Shakespeare’s language here is at its most frankly lyrical. The balcony scene, the aubade after the wedding night, the speeches in the tomb — these are passages where the verse does something that prose simply cannot, compressing feeling and thought into a density that lingers long after the details have blurred. The play is often taught to teenagers, which risks making it feel like an obligation rather than an experience. Read or seen with attention, it remains startling: a love story that is also a precise diagnosis of how societies eat their young.
This Folger Shakespeare Library edition includes authoritative text, full explanatory notes, and performance history that deepens every reading.

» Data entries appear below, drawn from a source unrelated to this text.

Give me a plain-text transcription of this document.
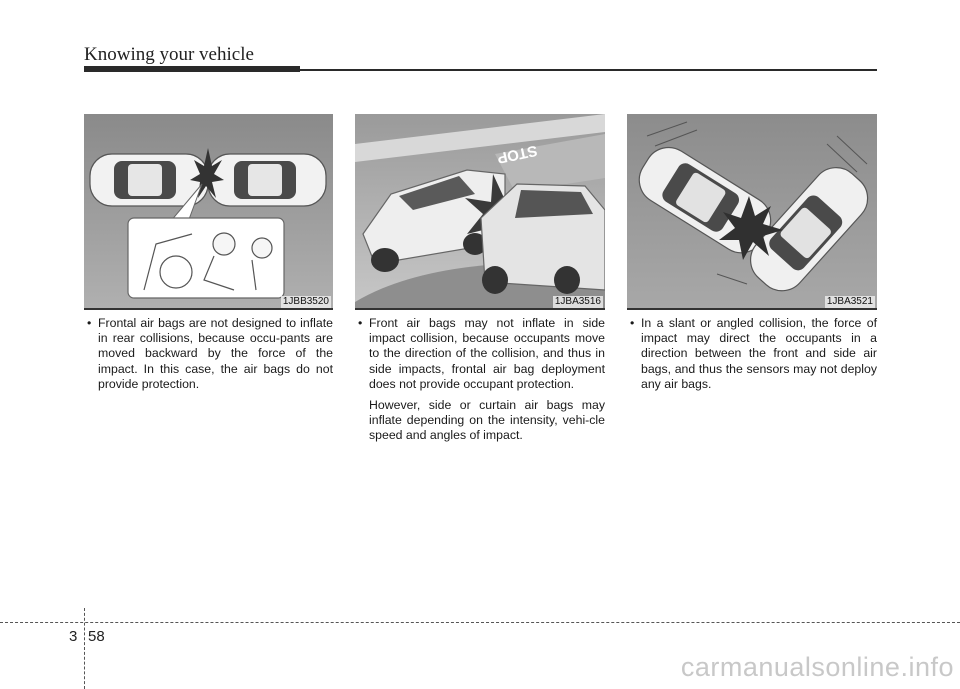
Knowing your vehicle
1JBB3520
STOP
1JBA3516	1JBA3521

• Frontal air bags are not designed to inflate in rear collisions, because occu-pants are moved backward by the force of the impact. In this case, the air bags do not provide protection.

• Front air bags may not inflate in side impact collision, because occupants move to the direction of the collision, and thus in side impacts, frontal air bag deployment does not provide occupant protection.

However, side or curtain air bags may inflate depending on the intensity, vehi-cle speed and angles of impact.

• In a slant or angled collision, the force of impact may direct the occupants in a direction between the front and side air bags, and thus the sensors may not deploy any air bags.

3 58
carmanualsonline.info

Reviewed edition: Folger Shakespeare Library / Simon & Schuster (ISBN 074347712X)
Frequently Asked Questions
What is "Romeo and Juliet" about?
Two teenagers from feuding Verona families fall in love and die for it in the span of five days. Shakespeare's greatest love story is also his most formally perfect tragedy — the balcony scene, the potion plot, the final tomb — all locked into a structure so tight it compels a fatal outcome from the very first line.
What are the key takeaways from "Romeo and Juliet"?
Fate and free will are not opposed — Shakespeare shows how character itself can function as destiny The feud is presented as a social pathology that destroys precisely what it claims to protect Juliet's development across the play's short span is a compressed study in the acquisition of tragic maturity The Prologue's announcement of the ending transforms every subsequent scene into an elegy for what cannot be saved
Is "Romeo and Juliet" worth reading?
The most perfectly constructed of Shakespeare's tragedies — a play in which every choice the lovers make is simultaneously the only choice they could make, and every one of them is fatal.